The failure of an NFZ would, White insists, “leave the interveners in a very awkward position.” Well, no Prof, it wouldn’t, and not just because we’re all of us “interveners” of one kind or another. No Libyan is calling for foreign troops. Indeed, some rebels have sworn they’ll fight any foreign troops who land in Libya with the same determination they’re fighting Gaddafi’s forces. It is universally accepted that this is a fight Libyans themselves must win, even as Gaddafi relies on foreign mercenaries. The rebel forces want our assistance in nullifying the military advantages that we ourselves have handed Gaddafi. They don’t want us to do their job for them.
But, really, White doesn’t have much use for the rebels. “Who are the rebels and what would their victory mean for Libya?” he asks. We’ve heard this line before, from other parts of the foreign policy establishment. “We don’t know the opposition,” warned Daniel Byman of the Brookings Institution last month, when there were first calls for a NFZ.
Well, we know one critical thing — they’re not Gaddafi, we know they’re not a regime that engages in systematic and savage human rights violations as a matter of basic policy, we know they won’t, should they manage to take control of those parts of Libya currently under Gaddafi’s control, systematically butcher the resident populations. Which answers the “who are the rebels” question comprehensively on the issue of “intervention”.
Awkward positions? There’s no awkward position here. “Interveners” can say they wanted to respond to Libyan pleas for help. They can say they wanted to give some substance to the West’s endless prattle about human rights, freedom and pluralism. They can say they weren’t content to conjure reasons why nothing could be done, to explain away the possibility that the West’s incessant intervention in the Middle East could, for once, aid freedom rather than propping up the vilest of dictators.

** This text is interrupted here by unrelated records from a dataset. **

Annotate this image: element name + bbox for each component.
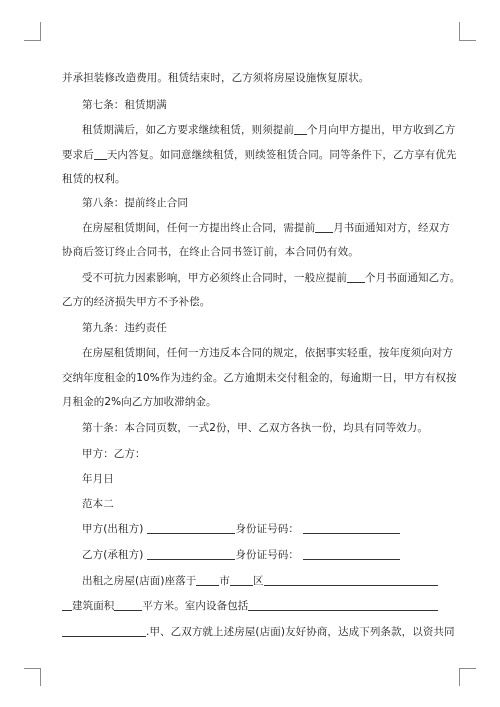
party-line: 甲方(出租方) 身份证号码：	[82, 521, 442, 537]
article-heading: 第八条：提前终止合同	[82, 197, 188, 209]
text-line: 租赁期满后，如乙方要求继续租赁，则须提前 个月向甲方提出，甲方收到乙方	[82, 124, 456, 136]
blank-field	[303, 547, 400, 560]
blank-field	[347, 270, 365, 283]
crop-mark-bottom-left	[40, 668, 41, 686]
text-line: 在房屋租赁期间，任何一方违反本合同的规定，依据事实轻重，按年度须向对方	[82, 347, 453, 359]
text-line: 在房屋租赁期间，任何一方提出终止合同，需提前 月书面通知对方，经双方	[82, 222, 450, 234]
text-line: .甲、乙双方就上述房屋(店面)友好协商，达成下列条款，以资共同	[62, 624, 442, 640]
blank-field	[230, 573, 253, 586]
crop-mark-top-right	[459, 22, 460, 40]
blank-field	[147, 547, 235, 560]
blank-field	[315, 220, 333, 233]
blank-field	[62, 598, 72, 611]
crop-mark-bottom-right	[459, 668, 460, 686]
crop-mark-top-left	[40, 22, 41, 40]
text-line: 协商后签订终止合同书，在终止合同书签订前，本合同仍有效。	[62, 246, 359, 258]
signature-line: 甲方：乙方：	[82, 448, 146, 460]
text-line: 租赁的权利。	[62, 173, 126, 185]
text-line: 月租金的2%向乙方加收滞纳金。	[62, 396, 217, 408]
text-line: 交纳年度租金的10%作为违约金。乙方逾期未交付租金的，每逾期一日，甲方有权按	[62, 372, 457, 384]
text-line: 受不可抗力因素影响，甲方必须终止合同时，一般应提前 个月书面通知乙方。	[82, 272, 461, 284]
blank-field	[147, 521, 235, 534]
date-line: 年月日	[82, 473, 114, 485]
article-heading: 第七条：租赁期满	[82, 99, 167, 111]
blank-field	[62, 624, 146, 637]
text-line: 要求后 天内答复。如同意继续租赁，则续签租赁合同。同等条件下，乙方享有优先	[62, 149, 457, 161]
section-heading: 范本二	[82, 498, 114, 510]
crop-mark-top-right	[459, 40, 476, 41]
text-line: 建筑面积 平方米。室内设备包括	[62, 598, 442, 614]
blank-field	[294, 122, 307, 135]
blank-field	[248, 598, 438, 611]
blank-field	[264, 573, 438, 586]
text-line: 第十条：本合同页数，一式2份，甲、乙双方各执一份，均具有同等效力。	[82, 422, 428, 434]
text-line: 并承担装修改造费用。租赁结束时，乙方须将房屋设施恢复原状。	[62, 72, 370, 84]
blank-field	[303, 521, 400, 534]
article-heading: 第九条：违约责任	[82, 322, 167, 334]
blank-field	[94, 147, 107, 160]
crop-mark-bottom-right	[459, 668, 476, 669]
text-line: 乙方的经济损失甲方不予补偿。	[62, 296, 211, 308]
text-line: 出租之房屋(店面)座落于 市 区	[82, 573, 442, 589]
blank-field	[114, 598, 142, 611]
party-line: 乙方(承租方) 身份证号码：	[82, 547, 442, 563]
blank-field	[196, 573, 219, 586]
crop-mark-bottom-left	[24, 668, 41, 669]
crop-mark-top-left	[24, 40, 41, 41]
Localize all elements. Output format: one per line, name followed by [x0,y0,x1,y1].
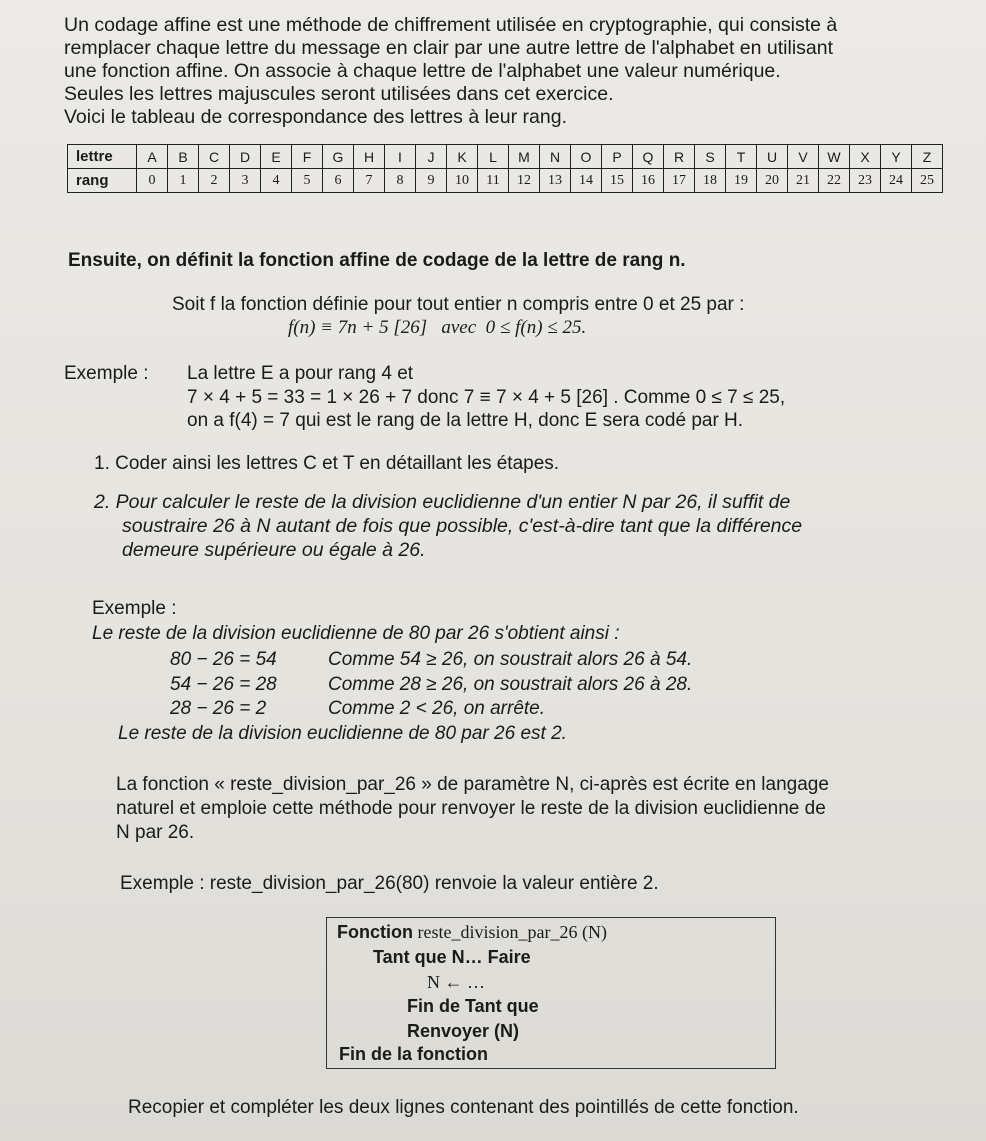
comment-row-1: Comme 54 ≥ 26, on soustrait alors 26 à 54. [328,649,693,670]
rank-cell: 19 [726,169,757,193]
exemple2-conclusion: Le reste de la division euclidienne de 80 par 26 est 2. [118,723,567,744]
rank-cell: 6 [323,169,354,193]
intro-paragraph [64,14,964,129]
q2-line: soustraire 26 à N autant de fois que possible, c'est-à-dire tant que la différence [122,515,803,537]
calc-row-3: 28 − 26 = 2 [170,698,267,719]
letter-cell: G [323,145,354,169]
calc-row-2: 54 − 26 = 28 [170,674,277,695]
rank-cell: 12 [509,169,540,193]
algo-line-3: N ← … [427,972,485,992]
rank-cell: 16 [633,169,664,193]
rank-cell: 5 [292,169,323,193]
letter-cell: Z [912,145,943,169]
intro-line: une fonction affine. On associe à chaque lettre de l'alphabet une valeur numérique. [64,60,781,82]
letter-cell: P [602,145,633,169]
letter-cell: A [137,145,168,169]
rank-cell: 8 [385,169,416,193]
exemple1-line1: La lettre E a pour rang 4 et [187,363,414,384]
soit-text: Soit f la fonction définie pour tout entier n compris entre 0 et 25 par : [172,294,745,315]
rank-cell: 10 [447,169,478,193]
letter-cell: M [509,145,540,169]
rank-cell: 17 [664,169,695,193]
rank-cell: 23 [850,169,881,193]
exemple2-intro: Le reste de la division euclidienne de 80 par 26 s'obtient ainsi : [92,623,620,644]
algo-line-2: Tant que N… Faire [373,947,531,967]
letter-cell: B [168,145,199,169]
letter-cell: J [416,145,447,169]
rank-cell: 14 [571,169,602,193]
rank-cell: 21 [788,169,819,193]
comment-row-2: Comme 28 ≥ 26, on soustrait alors 26 à 28. [328,674,693,695]
exemple3-text: Exemple : reste_division_par_26(80) renvoie la valeur entière 2. [120,873,659,894]
algo-line-5: Renvoyer (N) [407,1021,520,1041]
ensuite-text: Ensuite, on définit la fonction affine de codage de la lettre de rang n. [68,250,686,271]
letter-cell: Q [633,145,664,169]
letter-cell: E [261,145,292,169]
rank-cell: 3 [230,169,261,193]
exemple1-line2: 7 × 4 + 5 = 33 = 1 × 26 + 7 donc 7 ≡ 7 × 4 + 5 [26] . Comme 0 ≤ 7 ≤ 25, [187,387,786,408]
fonction-line: N par 26. [116,822,195,843]
exemple1-line3: on a f(4) = 7 qui est le rang de la lettre H, donc E sera codé par H. [187,410,744,431]
intro-line: Voici le tableau de correspondance des lettres à leur rang. [64,106,567,128]
correspondence-table [67,144,943,193]
exemple2-label: Exemple : [92,598,177,619]
letter-cell: Y [881,145,912,169]
rank-cell: 9 [416,169,447,193]
fonction-line: La fonction « reste_division_par_26 » de paramètre N, ci-après est écrite en langage [116,774,829,795]
letter-cell: S [695,145,726,169]
rank-cell: 20 [757,169,788,193]
calc-row-1: 80 − 26 = 54 [170,649,277,670]
letter-cell: I [385,145,416,169]
letter-cell: N [540,145,571,169]
algo-function-signature: reste_division_par_26 (N) [412,922,607,942]
intro-line: Un codage affine est une méthode de chiffrement utilisée en cryptographie, qui consiste à [64,14,838,36]
final-instruction: Recopier et compléter les deux lignes contenant des pointillés de cette fonction. [128,1097,799,1118]
question-2 [94,490,974,562]
letter-cell: K [447,145,478,169]
algo-line-4: Fin de Tant que [407,996,539,1016]
letter-cell: C [199,145,230,169]
letter-cell: O [571,145,602,169]
rank-cell: 15 [602,169,633,193]
algo-line-6: Fin de la fonction [339,1044,488,1064]
algo-line-1 [337,922,607,943]
rank-cell: 0 [137,169,168,193]
comment-row-3: Comme 2 < 26, on arrête. [328,698,546,719]
letter-cell: U [757,145,788,169]
letter-cell: R [664,145,695,169]
algo-keyword: Fonction [337,922,413,942]
rank-cell: 4 [261,169,292,193]
letters-row [68,145,943,169]
letter-cell: T [726,145,757,169]
fonction-line: naturel et emploie cette méthode pour renvoyer le reste de la division euclidienne de [116,798,826,819]
algorithm-box [326,917,776,1069]
rank-cell: 18 [695,169,726,193]
letter-cell: W [819,145,850,169]
rank-cell: 24 [881,169,912,193]
rank-cell: 13 [540,169,571,193]
letter-cell: X [850,145,881,169]
intro-line: remplacer chaque lettre du message en clair par une autre lettre de l'alphabet en utilisant [64,37,834,59]
q2-line: 2. Pour calculer le reste de la division euclidienne d'un entier N par 26, il suffit de [94,491,791,513]
ranks-row [68,169,943,193]
letter-cell: L [478,145,509,169]
intro-line: Seules les lettres majuscules seront utilisées dans cet exercice. [64,83,614,105]
rank-cell: 11 [478,169,509,193]
fonction-description [116,773,976,845]
q2-line: demeure supérieure ou égale à 26. [122,539,426,561]
rank-cell: 7 [354,169,385,193]
letter-cell: D [230,145,261,169]
row-label-rang: rang [68,169,137,193]
question-1: 1. Coder ainsi les lettres C et T en détaillant les étapes. [94,453,560,474]
rank-cell: 25 [912,169,943,193]
rank-cell: 22 [819,169,850,193]
letter-cell: F [292,145,323,169]
letter-cell: V [788,145,819,169]
formula: f(n) ≡ 7n + 5 [26] avec 0 ≤ f(n) ≤ 25. [288,317,587,338]
exemple1-label: Exemple : [64,363,149,384]
rank-cell: 2 [199,169,230,193]
rank-cell: 1 [168,169,199,193]
letter-cell: H [354,145,385,169]
row-label-lettre: lettre [68,145,137,169]
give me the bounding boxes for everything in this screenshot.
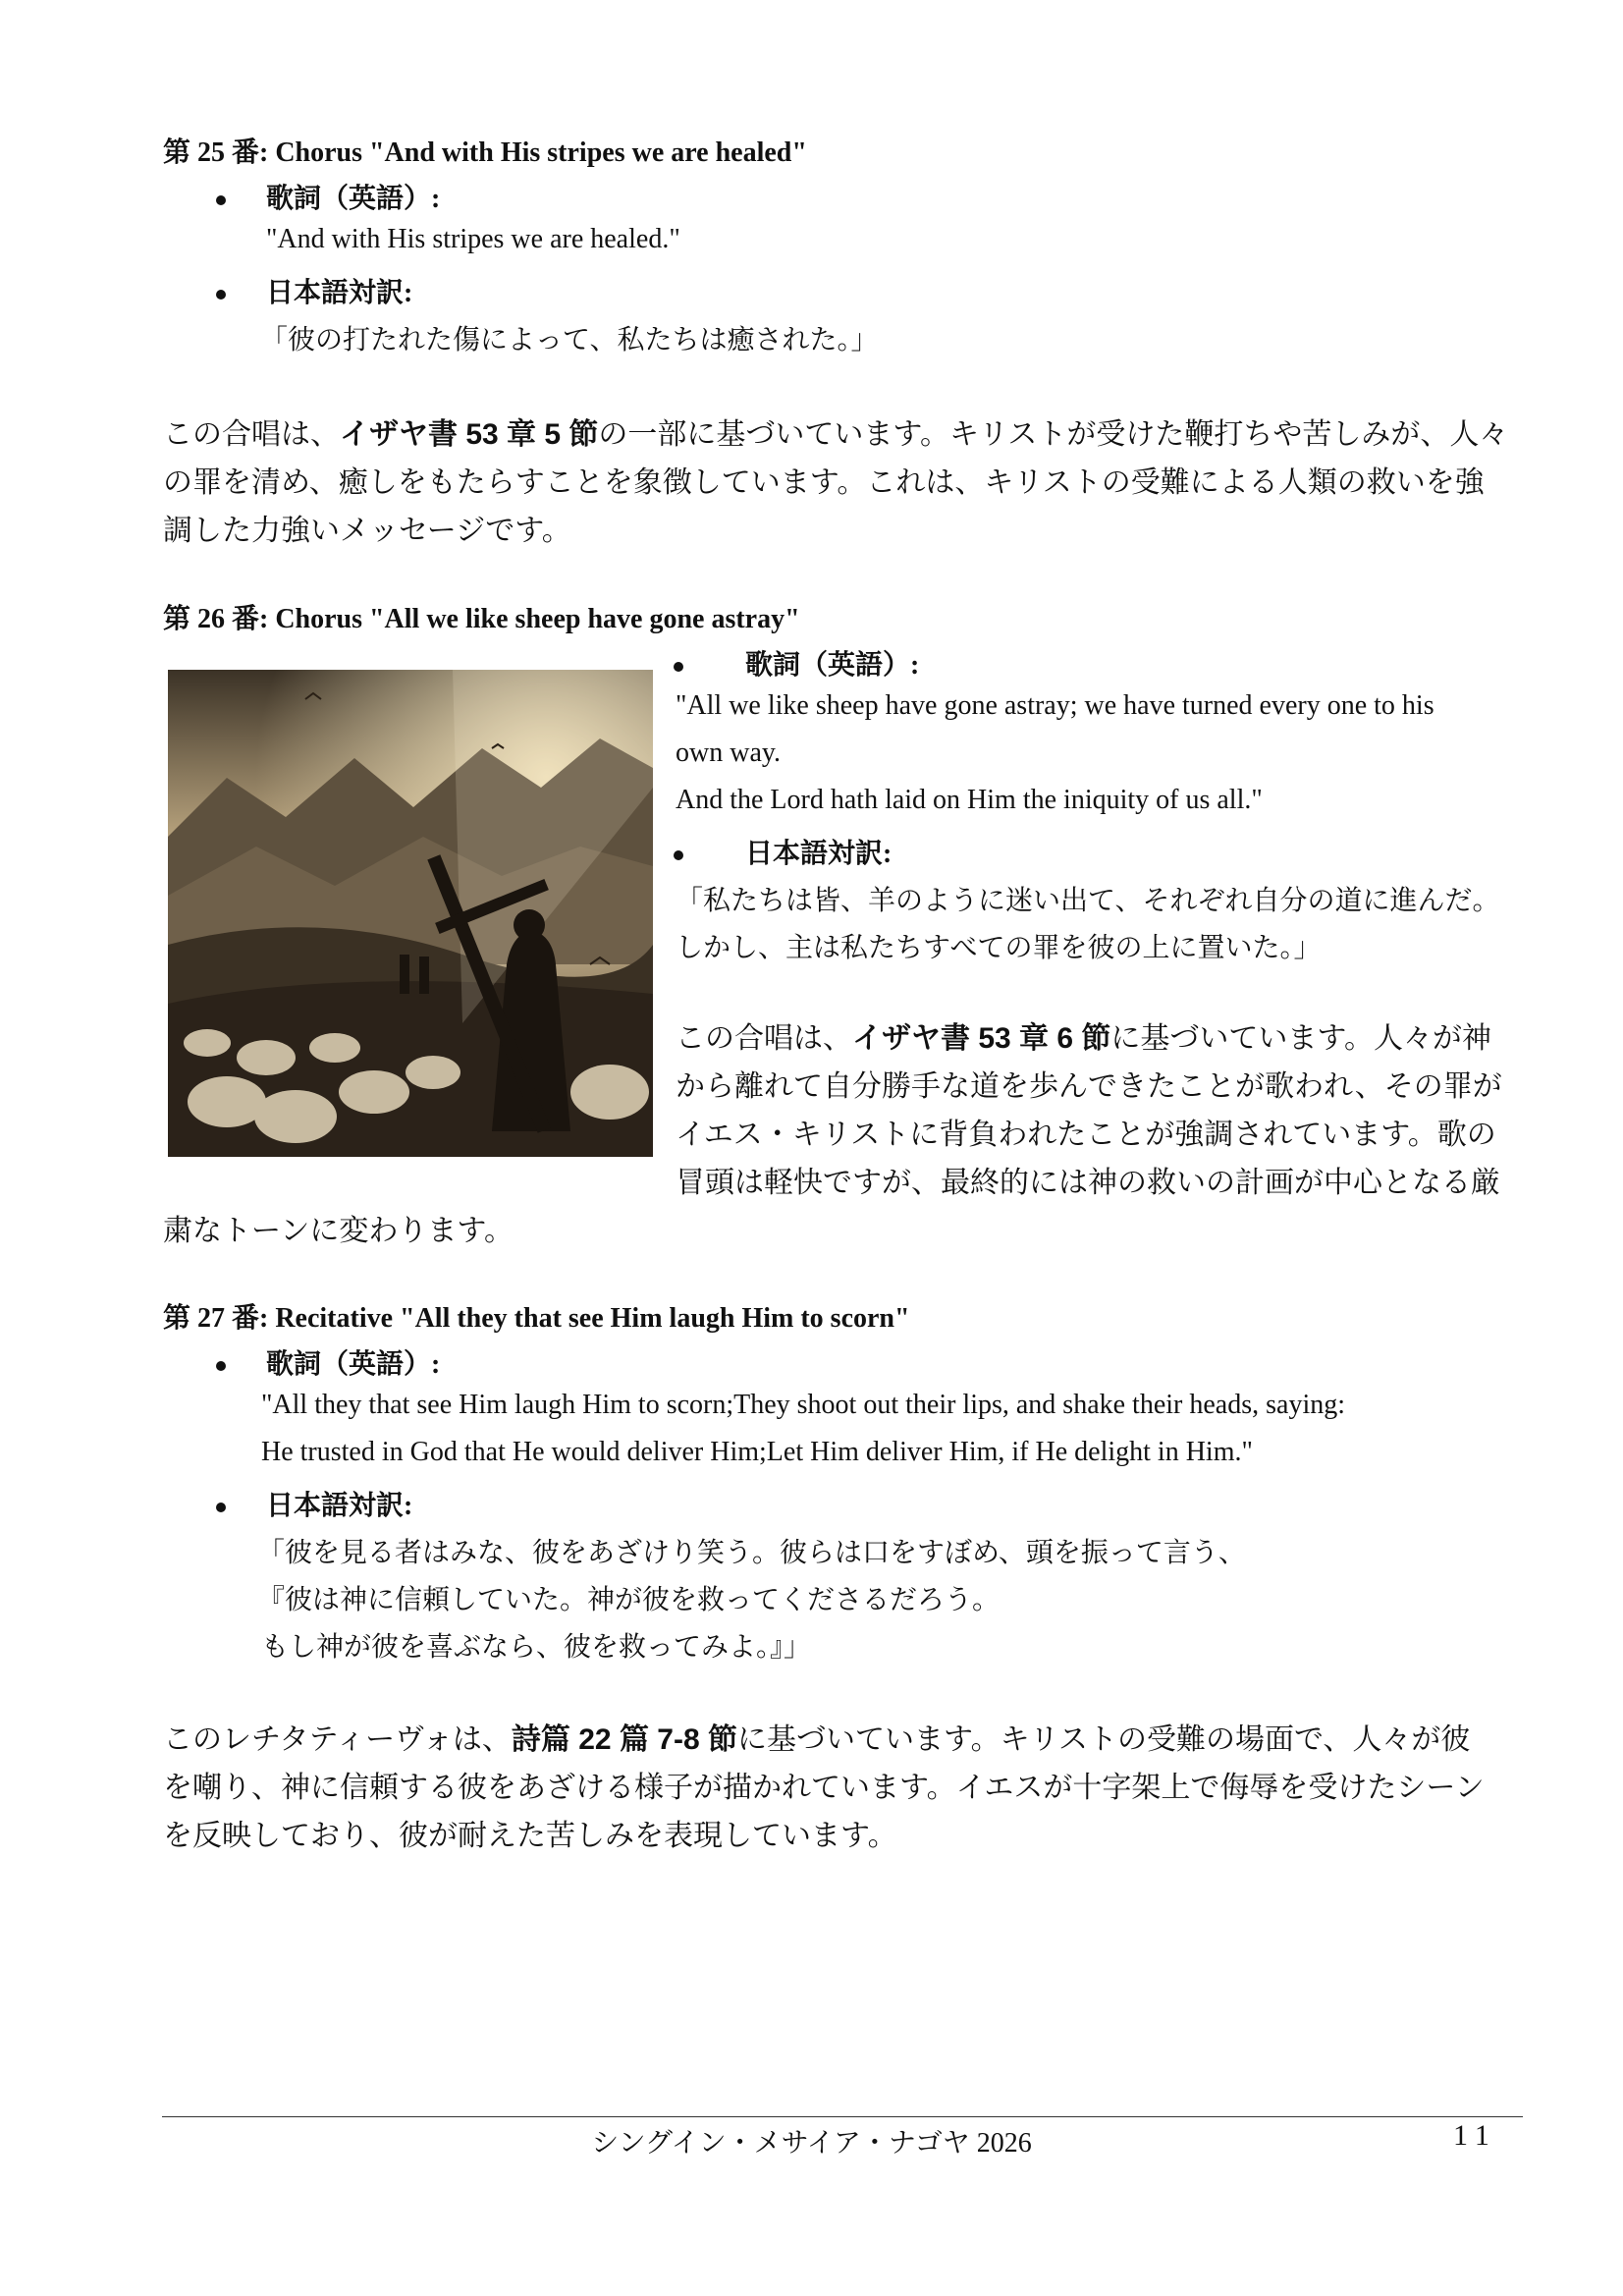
section-27-translation-line-1: 「彼を見る者はみな、彼をあざけり笑う。彼らは口をすぼめ、頭を振って言う、 [257, 1538, 1246, 1568]
section-27-lyrics-label: 歌詞（英語）: [266, 1349, 441, 1380]
section-25-commentary: この合唱は、イザヤ書 53 章 5 節の一部に基づいています。キリストが受けた鞭打ちや苦しみが、人々 の罪を清め、癒しをもたらすことを象徴しています。これは、キリストの受難による人類の救いを強 調した力強いメッセージです。 [163, 418, 1509, 547]
bullet-icon [216, 1361, 226, 1371]
bullet-icon [216, 195, 226, 205]
bullet-icon [674, 850, 683, 860]
section-27-heading: 第 27 番: Recitative "All they that see Him laugh Him to scorn" [163, 1303, 910, 1334]
section-26-lyrics-label: 歌詞（英語）: [745, 650, 920, 681]
section-25-translation-label: 日本語対訳: [266, 278, 413, 308]
page-number: 11 [1453, 2119, 1497, 2152]
section-26-lyrics-line-3: And the Lord hath laid on Him the iniquity of us all." [676, 785, 1263, 815]
section-26-heading: 第 26 番: Chorus "All we like sheep have gone astray" [163, 604, 800, 634]
section-26-commentary-end: 粛なトーンに変わります。 [163, 1215, 514, 1247]
bullet-icon [216, 290, 226, 300]
section-26-lyrics-line-1: "All we like sheep have gone astray; we have turned every one to his [676, 690, 1434, 721]
section-27-translation-line-3: もし神が彼を喜ぶなら、彼を救ってみよ。』」 [261, 1632, 812, 1663]
illustration-svg [168, 670, 653, 1157]
section-26-translation-line-2: しかし、主は私たちすべての罪を彼の上に置いた。」 [676, 933, 1322, 963]
sheep-and-cross-illustration [168, 670, 653, 1157]
section-26-lyrics-line-2: own way. [676, 738, 782, 768]
section-26-translation-label: 日本語対訳: [745, 839, 893, 869]
footer-title: シングイン・メサイア・ナゴヤ 2026 [591, 2128, 1032, 2159]
section-27-translation-line-2: 『彼は神に信頼していた。神が彼を救ってくださるだろう。 [257, 1585, 1001, 1615]
section-25-lyrics-text: "And with His stripes we are healed." [266, 224, 680, 254]
section-26-translation-line-1: 「私たちは皆、羊のように迷い出て、それぞれ自分の道に進んだ。 [676, 886, 1500, 916]
footer-divider [162, 2116, 1523, 2117]
section-27-lyrics-line-2: He trusted in God that He would deliver Him;Let Him deliver Him, if He delight in Him." [261, 1437, 1253, 1467]
section-25-translation-text: 「彼の打たれた傷によって、私たちは癒された。」 [260, 325, 879, 355]
section-27-lyrics-line-1: "All they that see Him laugh Him to scorn;They shoot out their lips, and shake their heads, saying: [261, 1390, 1346, 1420]
section-25-lyrics-label: 歌詞（英語）: [266, 184, 441, 214]
section-26-commentary: この合唱は、イザヤ書 53 章 6 節に基づいています。人々が神 から離れて自分勝手な道を歩んできたことが歌われ、その罪が イエス・キリストに背負われたことが強調されています。歌の 冒頭は軽快ですが、最終的には神の救いの計画が中心となる厳 [676, 1022, 1502, 1199]
bullet-icon [216, 1503, 226, 1512]
bullet-icon [674, 662, 683, 672]
section-25-heading: 第 25 番: Chorus "And with His stripes we are healed" [163, 137, 807, 168]
section-27-commentary: このレチタティーヴォは、詩篇 22 篇 7-8 節に基づいています。キリストの受難の場面で、人々が彼 を嘲り、神に信頼する彼をあざける様子が描かれています。イエスが十字架上で侮辱を受けたシーン を反映しており、彼が耐えた苦しみを表現しています。 [163, 1723, 1485, 1852]
section-27-translation-label: 日本語対訳: [266, 1491, 413, 1521]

Kevin Rudd’s concluding remarks on Libya last night are worth repeating, because — unusually for Rudd — they very pithily sum up why the likes of Hugh White are so profoundly wrong.
It’s 2011. I would hope the international community would learn from history, because in a month’s time, two months’ time, three months’ time, if for whatever reason Gaddafi begins to prevail and we see the large-scale butchery of Libyan civilians, I am deeply concerned about how the international community will reflect on itself, and secondly, then explain itself to the Arab countries of the Middle East who have called for this action.